Lisa Te Morenga
2018: Dr Lisa Te Morenga, Victoria University of Wellington, School of Health, has been awarded a Rutherford Discovery Fellowship for research entitled: ‘Naku te rourou, nau te rourou, ka oranga ai te iwi (With my food basket and your food basket the people will be well)’.
Dr Lisa Te Morenga (Ngapuhi, Ngāti Whātua, Te Rarawa) is a Senior Lecturer in Māori Health and Nutrition in the School of Health at Victoria University of Wellington. She specialises in the role of diet in the treatment and prevention of obesity, diabetes and cardiovascular disease, with a particular interest in nutrition and hauora (Māori health). She completed a doctorate in human nutrition at the University of Otago in 2010. She was subsequently a Senior Research Fellow and Associate Dean Māori for the University of Otago Division of Sciences, and has received funding from the Health Research Council, the Riddet Institute Centre of Research Excellence, and Healthier Lives National Science Challenge. Dr Te Morenga combines her research with community and international outreach, and has worked with organisations including the World Health Organisation, Toi Tangata, Ngāti Porou Hauora, the National Health Foundation, and the Royal Society Te Apārangi.
A balanced, nutrient-rich diet is a key determinant of health and a pivotal strategy for the prevention of non-communicable diseases such as obesity, diabetes, and cardiovascular diseases. However, many factors undermine public confidence in nutrition science, such as the vested interests of the food industry, conflicting messages about nutrition, and research methods that are subject to participant reporting bias and privilege dominant population groups.
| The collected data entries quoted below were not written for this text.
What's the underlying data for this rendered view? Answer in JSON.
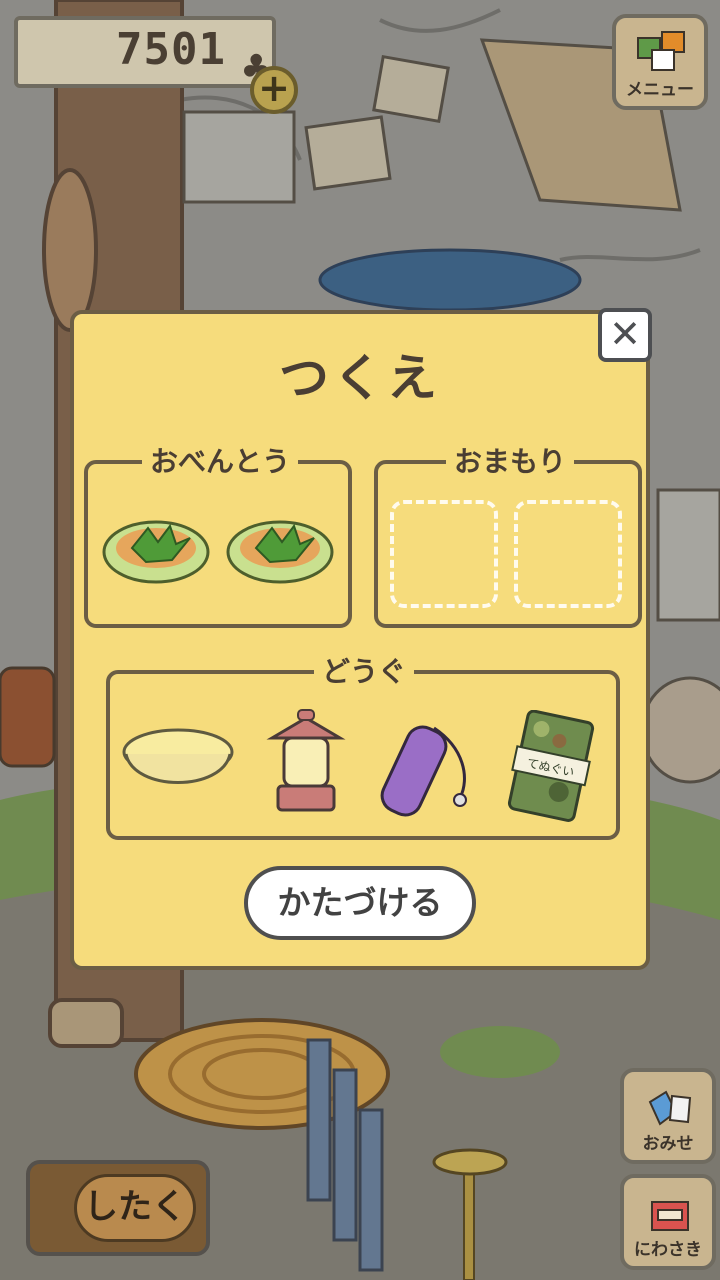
{
  "hud": {
    "clover_count": "7501",
    "clover_symbol": "♣",
    "add_symbol": "+"
  },
  "menu_button": {
    "label": "メニュー"
  },
  "shop_button": {
    "label": "おみせ"
  },
  "garden_button": {
    "label": "にわさき"
  },
  "prepare_button": {
    "label": "したく"
  },
  "panel": {
    "title": "つくえ",
    "close_symbol": "✕",
    "lunch_group": {
      "label": "おべんとう"
    },
    "charm_group": {
      "label": "おまもり"
    },
    "tools_group": {
      "label": "どうぐ"
    },
    "tidy_button": {
      "label": "かたづける"
    },
    "tool_towel_text": "てぬぐい"
  },
  "colors": {
    "panel_bg": "#f6dc7c",
    "panel_border": "#6b5e45",
    "button_bg": "#ffffff"
  }
}
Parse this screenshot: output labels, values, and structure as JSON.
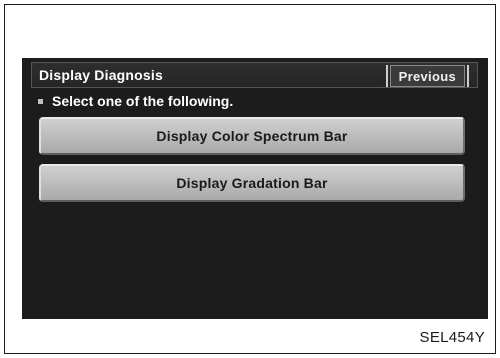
{
  "header": {
    "title": "Display Diagnosis",
    "previous_label": "Previous"
  },
  "instruction": "Select one of the following.",
  "options": [
    {
      "label": "Display Color Spectrum Bar"
    },
    {
      "label": "Display Gradation Bar"
    }
  ],
  "figure_code": "SEL454Y"
}
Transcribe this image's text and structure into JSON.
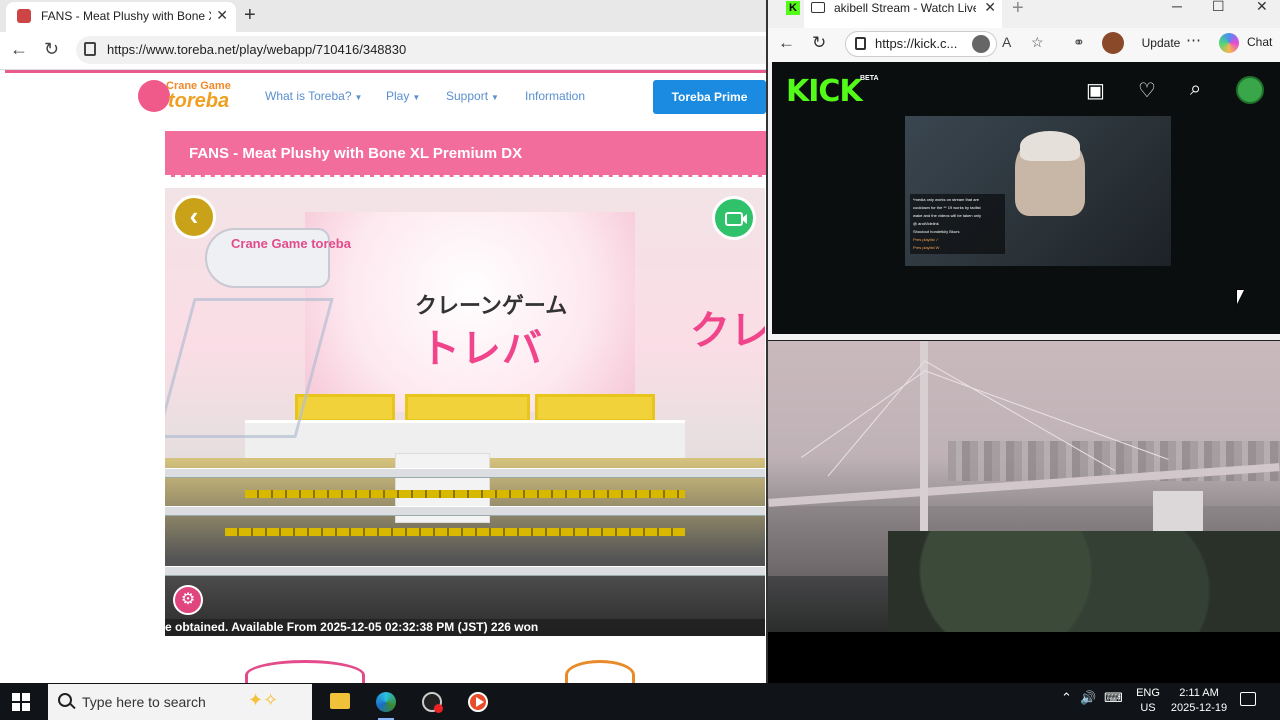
{
  "left_browser": {
    "tab_title": "FANS - Meat Plushy with Bone XL",
    "url": "https://www.toreba.net/play/webapp/710416/348830",
    "close_glyph": "✕",
    "newtab_glyph": "+",
    "back_glyph": "←",
    "reload_glyph": "↻"
  },
  "site": {
    "logo_top": "Crane Game",
    "logo_bottom": "toreba",
    "nav": [
      {
        "label": "What is Toreba?",
        "has_dropdown": true
      },
      {
        "label": "Play",
        "has_dropdown": true
      },
      {
        "label": "Support",
        "has_dropdown": true
      },
      {
        "label": "Information",
        "has_dropdown": false
      }
    ],
    "caret_glyph": "▼",
    "prime_button": "Toreba Prime",
    "prize_title": "FANS - Meat Plushy with Bone XL Premium DX",
    "game": {
      "claw_label": "Crane Game toreba",
      "backboard_line1": "クレーンゲーム",
      "backboard_line2": "トレバ",
      "side_text": "クレー",
      "back_glyph": "‹",
      "settings_glyph": "⚙",
      "ticker": "e obtained. Available From 2025-12-05 02:32:38 PM (JST) 226 won"
    },
    "colors": {
      "brand_pink": "#f26d9c",
      "primary_blue": "#1a8be0",
      "logo_orange": "#f0a020"
    }
  },
  "right_browser": {
    "tab_title": "akibell Stream - Watch Live o",
    "url": "https://kick.c...",
    "update_label": "Update",
    "more_glyph": "⋯",
    "chat_label": "Chat",
    "close_glyph": "✕",
    "newtab_glyph": "+",
    "back_glyph": "←",
    "reload_glyph": "↻",
    "window_controls": [
      "─",
      "☐",
      "✕"
    ],
    "toolbar_icons": [
      "read-aloud-icon",
      "favorite-star-icon",
      "extensions-icon"
    ]
  },
  "kick": {
    "logo": "KICK",
    "beta": "BETA",
    "icons": [
      "following-icon",
      "heart-icon",
      "search-icon",
      "avatar"
    ],
    "icon_glyphs": {
      "following": "▣",
      "heart": "♡",
      "search": "⌕"
    },
    "overlay_lines": [
      "*media only works on stream that are",
      "cooldown for the ** 19 works by tadlist",
      "wake and the videos will be taken only",
      "@ andVidelink",
      "Shoutout hondetkily Bkurs",
      "Pres playlist  ✓",
      "Pres playlist  W"
    ],
    "accent": "#53fc18"
  },
  "taskbar": {
    "search_placeholder": "Type here to search",
    "apps": [
      "file-explorer",
      "edge",
      "obs",
      "media-player"
    ],
    "tray": {
      "chevron": "⌃",
      "volume": "🔊",
      "keyboard": "⌨",
      "lang_line1": "ENG",
      "lang_line2": "US",
      "time": "2:11 AM",
      "date": "2025-12-19"
    }
  }
}
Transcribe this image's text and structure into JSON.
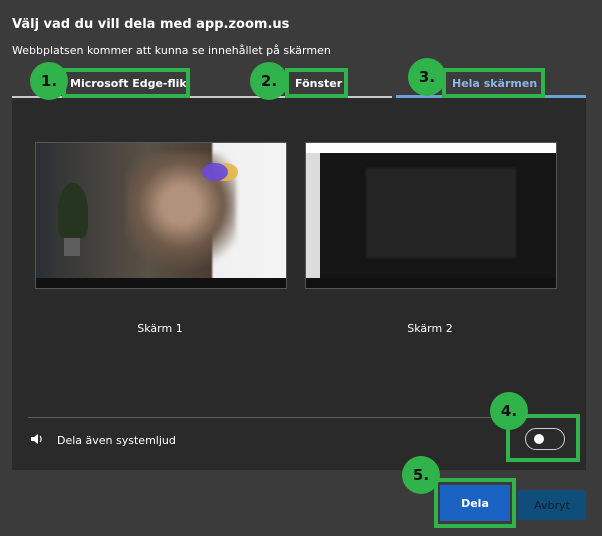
{
  "dialog": {
    "title": "Välj vad du vill dela med app.zoom.us",
    "subtitle": "Webbplatsen kommer att kunna se innehållet på skärmen"
  },
  "tabs": [
    {
      "label": "Microsoft Edge-flik",
      "active": false
    },
    {
      "label": "Fönster",
      "active": false
    },
    {
      "label": "Hela skärmen",
      "active": true
    }
  ],
  "screens": [
    {
      "label": "Skärm 1"
    },
    {
      "label": "Skärm 2"
    }
  ],
  "audio": {
    "label": "Dela även systemljud",
    "enabled": false
  },
  "buttons": {
    "share": "Dela",
    "cancel": "Avbryt"
  },
  "annotations": [
    "1.",
    "2.",
    "3.",
    "4.",
    "5."
  ],
  "colors": {
    "highlight": "#2fb34a",
    "primary": "#1a63c2",
    "active_tab": "#6aa1d8"
  }
}
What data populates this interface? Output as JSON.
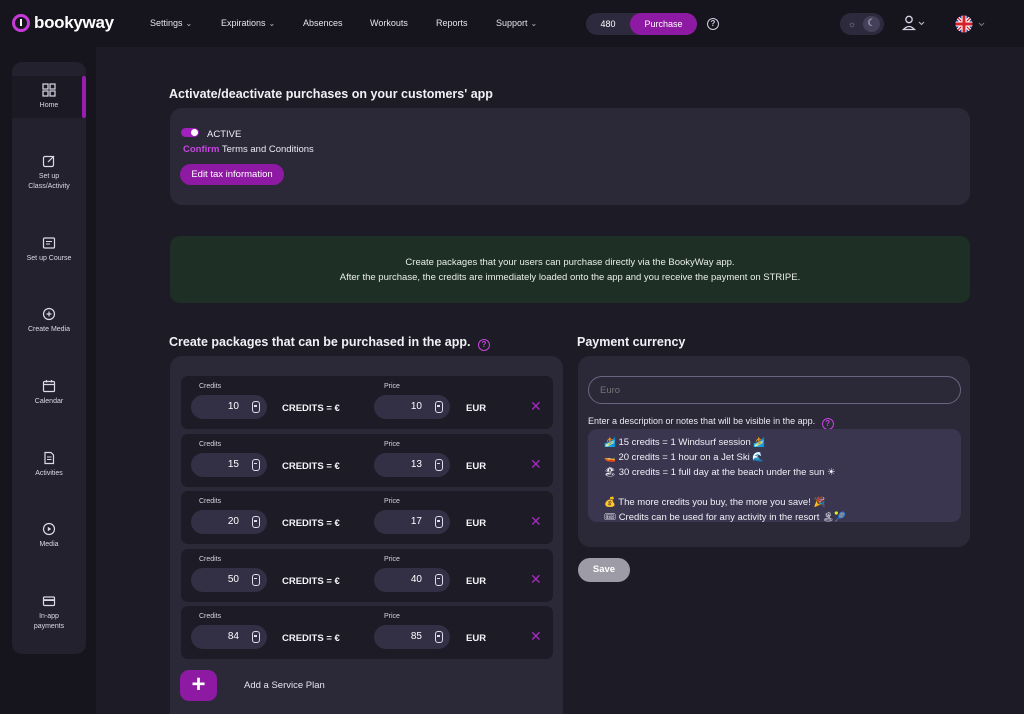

These barriers to eating well disproportionately affect socioeconomically disadvantaged groups, including Māori and Pacific peoples.
Dr Te Morenga’s research programme will take a multipronged approach to tackle these issues, combining studies on sugars, carbohydrates and wholegrain foods, and participatory health research with Māori communities. Firstly, she will investigate the impacts of daily consumption of different types of wholegrain foods (visible grains vs finely ground grains) for people with type 2 diabetes and prediabetes. These findings will help food manufacturers to improve the quality of manufactured wholegrain foods, and provide advice to dietitians on the best types of wholegrains foods to recommend to patients at risk of metabolic disease. Secondly, Dr Te Morenga will develop new methods to measure and monitor sugar intake levels. The planned biomakers will provide better evidence of which health and dietary interventions are most effective at reducing sugar intake. Finally, she will work with Māori communities to co-design effective and culturally-appropriate interventions that support better diet and health amongst whānau and rangatahi (youth). These projects will help New Zealanders to make dietary choices that support a healthy life.